Replacement crews work on a natural gas line on Wyman Street in Woburn after a surge in pressure led officials to cut off service to 300 homes. Locked out National Grid workers used the opportunity to picket the work site.Lane Turner/Globe Staff

It’s shaping up to be a chilly winter for Greater Boston’s development community.

Trade group NAIOP Massachusetts has been pushing the Baker administration for help with the state moratorium on natural gas hookups in National Grid’s territory. The stoppage and a months-long labor dispute have delayed the completion of offices, apartments, and single-family homes.

The word back from the administration: We hear you, but we’re not ready to ease the restrictions just yet.

Matt Beaton, Governor Charlie Baker’s energy secretary, sent a letter last week to NAIOP Massachusetts and the Home Builders Association of Massachusetts after he met with representatives for both groups.
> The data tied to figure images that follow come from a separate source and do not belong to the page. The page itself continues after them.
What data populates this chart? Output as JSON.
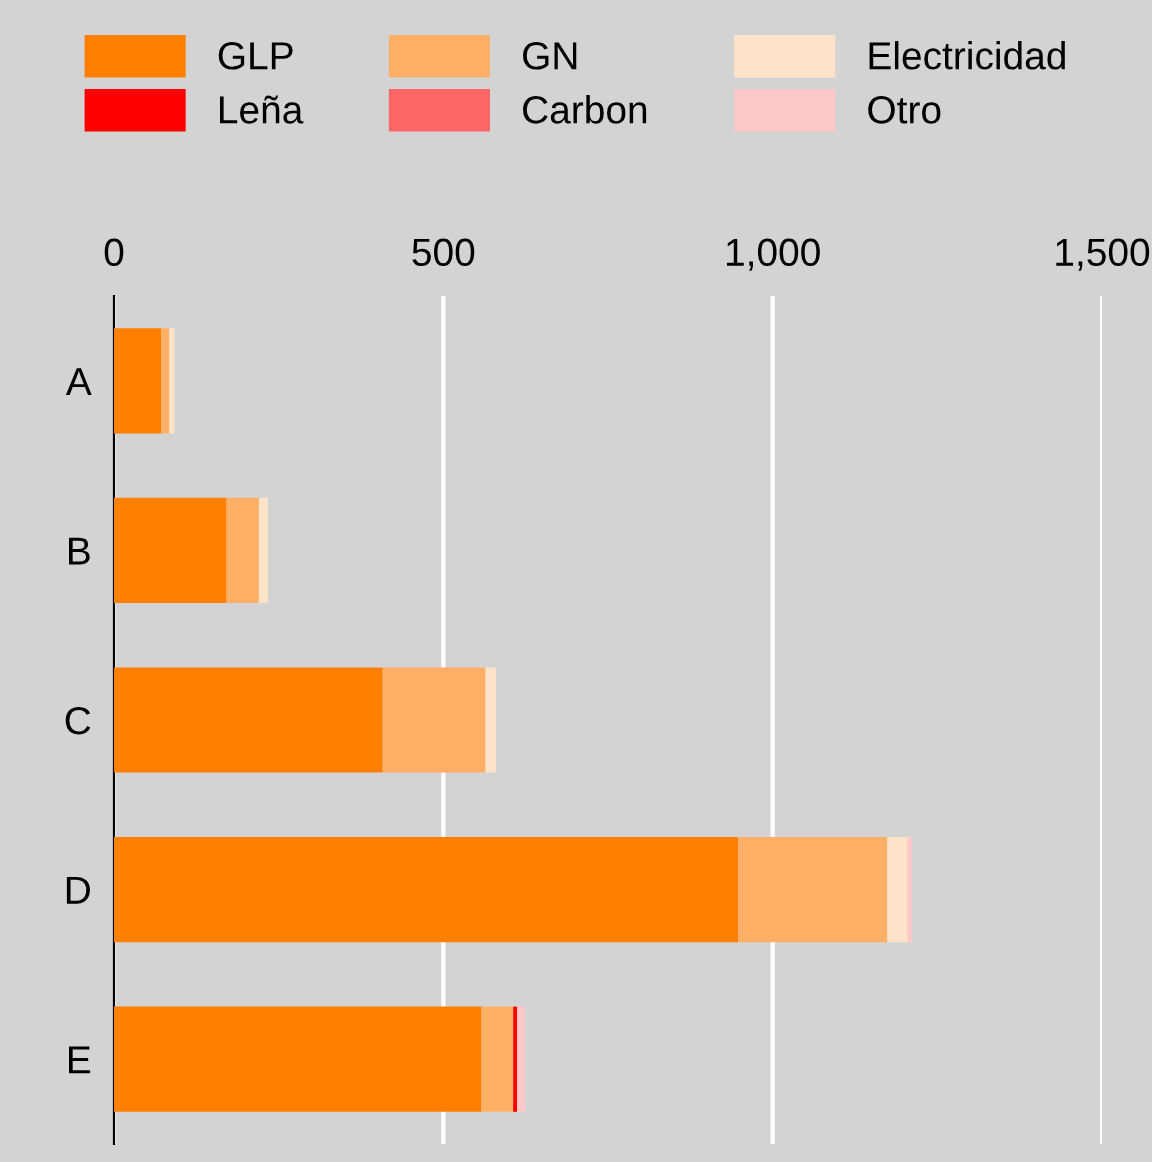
{
  "chart_data": {
    "type": "bar",
    "orientation": "horizontal",
    "stacked": true,
    "categories": [
      "A",
      "B",
      "C",
      "D",
      "E"
    ],
    "series": [
      {
        "name": "GLP",
        "color": "#ff8000",
        "values": [
          72,
          171,
          408,
          948,
          558
        ]
      },
      {
        "name": "GN",
        "color": "#ffb066",
        "values": [
          12,
          49,
          156,
          226,
          48
        ]
      },
      {
        "name": "Electricidad",
        "color": "#ffe3c8",
        "values": [
          8,
          14,
          16,
          31,
          null
        ]
      },
      {
        "name": "Leña",
        "color": "#ff0000",
        "values": [
          0,
          0,
          0,
          0,
          6
        ]
      },
      {
        "name": "Carbon",
        "color": "#ff6666",
        "values": [
          0,
          0,
          0,
          0,
          0
        ]
      },
      {
        "name": "Otro",
        "color": "#ffc8c8",
        "values": [
          0,
          0,
          null,
          6,
          12
        ]
      }
    ],
    "xlim": [
      0,
      1500
    ],
    "xticks": [
      0,
      500,
      {
        "value": 1000,
        "label": "1,000"
      },
      {
        "value": 1500,
        "label": "1,500"
      }
    ],
    "grid": "x",
    "legend": "top"
  }
}
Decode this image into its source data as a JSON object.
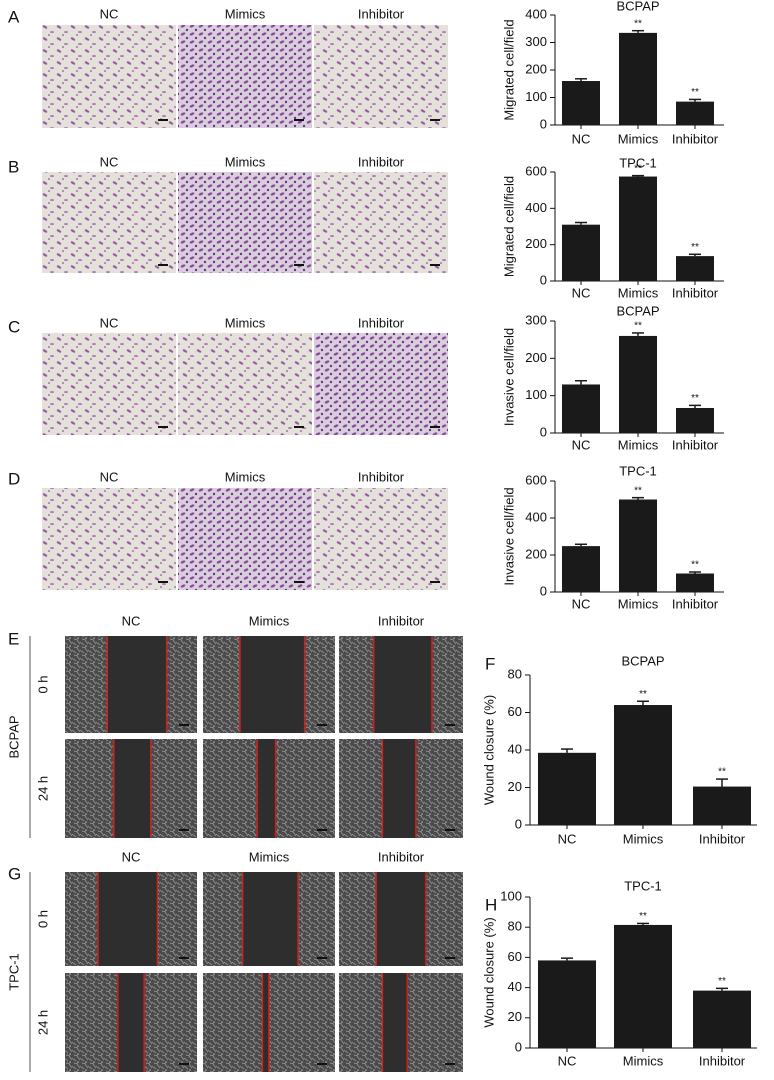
{
  "chart_data": [
    {
      "type": "bar",
      "title": "BCPAP",
      "y_label": "Migrated cell/field",
      "categories": [
        "NC",
        "Mimics",
        "Inhibitor"
      ],
      "values": [
        160,
        335,
        85
      ],
      "errors": [
        8,
        8,
        8
      ],
      "significance": [
        null,
        "**",
        "**"
      ],
      "color": "#1a1a1a",
      "ylim": [
        0,
        400
      ],
      "yticks": [
        0,
        100,
        200,
        300,
        400
      ]
    },
    {
      "type": "bar",
      "title": "TPC-1",
      "y_label": "Migrated cell/field",
      "categories": [
        "NC",
        "Mimics",
        "Inhibitor"
      ],
      "values": [
        310,
        575,
        137
      ],
      "errors": [
        12,
        5,
        10
      ],
      "significance": [
        null,
        "**",
        "**"
      ],
      "color": "#1a1a1a",
      "ylim": [
        0,
        600
      ],
      "yticks": [
        0,
        200,
        400,
        600
      ]
    },
    {
      "type": "bar",
      "title": "BCPAP",
      "y_label": "Invasive cell/field",
      "categories": [
        "NC",
        "Mimics",
        "Inhibitor"
      ],
      "values": [
        130,
        260,
        67
      ],
      "errors": [
        10,
        8,
        7
      ],
      "significance": [
        null,
        "**",
        "**"
      ],
      "color": "#1a1a1a",
      "ylim": [
        0,
        300
      ],
      "yticks": [
        0,
        100,
        200,
        300
      ]
    },
    {
      "type": "bar",
      "title": "TPC-1",
      "y_label": "Invasive cell/field",
      "categories": [
        "NC",
        "Mimics",
        "Inhibitor"
      ],
      "values": [
        248,
        500,
        100
      ],
      "errors": [
        10,
        10,
        8
      ],
      "significance": [
        null,
        "**",
        "**"
      ],
      "color": "#1a1a1a",
      "ylim": [
        0,
        600
      ],
      "yticks": [
        0,
        200,
        400,
        600
      ]
    },
    {
      "type": "bar",
      "panel": "F",
      "title": "BCPAP",
      "y_label": "Wound closure (%)",
      "categories": [
        "NC",
        "Mimics",
        "Inhibitor"
      ],
      "values": [
        38.5,
        64,
        20.5
      ],
      "errors": [
        2,
        2,
        4
      ],
      "significance": [
        null,
        "**",
        "**"
      ],
      "color": "#1a1a1a",
      "ylim": [
        0,
        80
      ],
      "yticks": [
        0,
        20,
        40,
        60,
        80
      ]
    },
    {
      "type": "bar",
      "panel": "H",
      "title": "TPC-1",
      "y_label": "Wound closure (%)",
      "categories": [
        "NC",
        "Mimics",
        "Inhibitor"
      ],
      "values": [
        58,
        81.5,
        38
      ],
      "errors": [
        1.5,
        1,
        1.5
      ],
      "significance": [
        null,
        "**",
        "**"
      ],
      "color": "#1a1a1a",
      "ylim": [
        0,
        100
      ],
      "yticks": [
        0,
        20,
        40,
        60,
        80,
        100
      ]
    }
  ],
  "image_panels": [
    {
      "letter": "A",
      "columns": [
        "NC",
        "Mimics",
        "Inhibitor"
      ]
    },
    {
      "letter": "B",
      "columns": [
        "NC",
        "Mimics",
        "Inhibitor"
      ]
    },
    {
      "letter": "C",
      "columns": [
        "NC",
        "Mimics",
        "Inhibitor"
      ]
    },
    {
      "letter": "D",
      "columns": [
        "NC",
        "Mimics",
        "Inhibitor"
      ]
    },
    {
      "letter": "E",
      "cell_line": "BCPAP",
      "columns": [
        "NC",
        "Mimics",
        "Inhibitor"
      ],
      "rows": [
        "0 h",
        "24 h"
      ]
    },
    {
      "letter": "G",
      "cell_line": "TPC-1",
      "columns": [
        "NC",
        "Mimics",
        "Inhibitor"
      ],
      "rows": [
        "0 h",
        "24 h"
      ]
    }
  ]
}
For now, only emergency and compliance work is being allowed. That includes metering work for already-occupied buildings. Beaton recognizes the economic toll. The state Department of Public Utilities, he said, will consider additional types of work that can be done when the agency is confident of their safety.

With winter approaching, many builders and developers are turning to pricey stopgap measures such as diesel generators and propane tanks. Even with unfinished projects, they need heat to protect interiors and to keep pipes from freezing — including those that feed sprinkler systems.
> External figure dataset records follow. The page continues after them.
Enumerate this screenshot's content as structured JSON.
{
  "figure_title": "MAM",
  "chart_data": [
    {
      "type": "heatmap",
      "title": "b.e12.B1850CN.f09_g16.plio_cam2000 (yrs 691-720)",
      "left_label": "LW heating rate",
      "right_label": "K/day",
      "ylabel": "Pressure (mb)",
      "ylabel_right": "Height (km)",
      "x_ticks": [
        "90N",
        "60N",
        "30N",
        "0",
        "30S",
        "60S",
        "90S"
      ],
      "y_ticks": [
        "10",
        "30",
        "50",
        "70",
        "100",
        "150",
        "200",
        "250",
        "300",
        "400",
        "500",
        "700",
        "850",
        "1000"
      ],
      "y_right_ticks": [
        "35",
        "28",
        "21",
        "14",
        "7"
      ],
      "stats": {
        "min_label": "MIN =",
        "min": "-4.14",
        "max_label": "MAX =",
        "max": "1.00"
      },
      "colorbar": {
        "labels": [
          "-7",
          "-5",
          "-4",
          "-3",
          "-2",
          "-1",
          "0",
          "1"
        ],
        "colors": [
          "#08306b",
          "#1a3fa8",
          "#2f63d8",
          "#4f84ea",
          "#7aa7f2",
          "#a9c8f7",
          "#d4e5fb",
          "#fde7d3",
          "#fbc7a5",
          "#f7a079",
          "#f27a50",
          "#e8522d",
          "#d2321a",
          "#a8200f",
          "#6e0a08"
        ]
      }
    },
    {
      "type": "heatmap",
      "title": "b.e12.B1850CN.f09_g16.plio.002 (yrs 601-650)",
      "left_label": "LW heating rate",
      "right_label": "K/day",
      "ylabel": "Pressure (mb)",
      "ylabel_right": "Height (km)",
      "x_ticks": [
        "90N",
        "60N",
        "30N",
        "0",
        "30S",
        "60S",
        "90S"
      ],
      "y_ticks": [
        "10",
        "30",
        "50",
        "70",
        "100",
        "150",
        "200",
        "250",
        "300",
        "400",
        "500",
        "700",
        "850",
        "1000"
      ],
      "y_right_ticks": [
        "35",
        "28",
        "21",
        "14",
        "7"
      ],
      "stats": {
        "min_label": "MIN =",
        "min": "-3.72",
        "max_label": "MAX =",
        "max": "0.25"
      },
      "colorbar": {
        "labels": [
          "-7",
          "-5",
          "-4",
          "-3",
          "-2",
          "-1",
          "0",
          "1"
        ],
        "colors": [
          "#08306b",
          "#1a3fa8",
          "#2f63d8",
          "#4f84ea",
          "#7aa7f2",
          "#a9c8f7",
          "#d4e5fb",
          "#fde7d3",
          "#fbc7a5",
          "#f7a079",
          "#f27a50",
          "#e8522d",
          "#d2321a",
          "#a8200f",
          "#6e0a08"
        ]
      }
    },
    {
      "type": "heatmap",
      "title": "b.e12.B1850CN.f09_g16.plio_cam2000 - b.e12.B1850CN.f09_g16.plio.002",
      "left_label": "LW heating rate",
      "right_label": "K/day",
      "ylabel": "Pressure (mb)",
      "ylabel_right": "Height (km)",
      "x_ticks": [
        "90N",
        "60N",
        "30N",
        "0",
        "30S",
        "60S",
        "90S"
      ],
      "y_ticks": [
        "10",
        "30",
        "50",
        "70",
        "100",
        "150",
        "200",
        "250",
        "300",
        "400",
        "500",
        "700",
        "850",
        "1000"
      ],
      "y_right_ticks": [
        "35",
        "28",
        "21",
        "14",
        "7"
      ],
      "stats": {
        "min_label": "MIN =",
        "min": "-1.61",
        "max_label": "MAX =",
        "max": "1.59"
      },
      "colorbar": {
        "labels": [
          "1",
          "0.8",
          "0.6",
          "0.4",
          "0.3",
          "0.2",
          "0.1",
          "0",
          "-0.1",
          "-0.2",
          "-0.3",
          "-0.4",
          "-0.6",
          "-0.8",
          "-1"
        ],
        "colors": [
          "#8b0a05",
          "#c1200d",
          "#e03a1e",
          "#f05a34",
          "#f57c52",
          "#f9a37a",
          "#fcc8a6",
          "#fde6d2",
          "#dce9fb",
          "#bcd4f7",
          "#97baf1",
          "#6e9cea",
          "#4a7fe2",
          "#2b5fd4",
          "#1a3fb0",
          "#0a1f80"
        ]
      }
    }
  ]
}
It’s not just luxury condos and fancy offices that are held up. The Acadia, the Neighborhood Developers’ 34-unit affordable housing complex in Chelsea, is done and tenants are selected. But they can’t move in without gas. (Space heaters are being used to protect the interior finishes.) Several other affordable apartment projects are in a similar situation.

NAIOP’s Tamara Small estimates that thousands of housing units, including hundreds of affordable ones, are delayed. Some employers can’t move into their new offices, she said, and some restaurants and hotels can’t open their doors.

When state officials imposed the moratorium on Oct. 8, it was hard to blame them for their caution. The explosions and fires in the Merrimack Valley took place in Columbia Gas territory, but they put the entire industry on high alert. The DPU had already cited National Grid for safety issues. Union steelworkers, locked out of their jobs by National Grid since June, peppered the agency with safety complaints. Then, there was an accidental over-pressurization of gas in Woburn, part of National Grid’s territory. No one was hurt. But it was the last straw.


Since the moratorium began, the DPU has approved only three emergency work projects in National Grid’s area.

At the National Transportation Safety Board’s suggestion, Baker filed a bill last week that would require professional engineers to approve any gas work that could pose a safety risk. If the Legislature passes the bill by the year’s end, it would be an important step toward ending the moratorium. (Lawmakers only meet in informal sessions, when one person can block a bill, until January.)

Resolving the lockout could prove to be the bigger issue and the tougher challenge. Negotiators for National Grid and the steelworkers return to the bargaining table on Thursday to discuss a counter-proposal from union reps. A spokeswoman says National Grid wants an agreement by Christmas, but the union offer doesn’t address the company’s core issues around health insurance and new-hire retirement plans.

State officials say gas connections were added at roughly half the typical pace over the summer, under National Grid’s replacement crews. The backlog went from bad to worse, and it’s much harder to excavate in the winter. Even when the Baker administration finally lifts its moratorium, developers could still face a long wait before it’s their turn to be connected.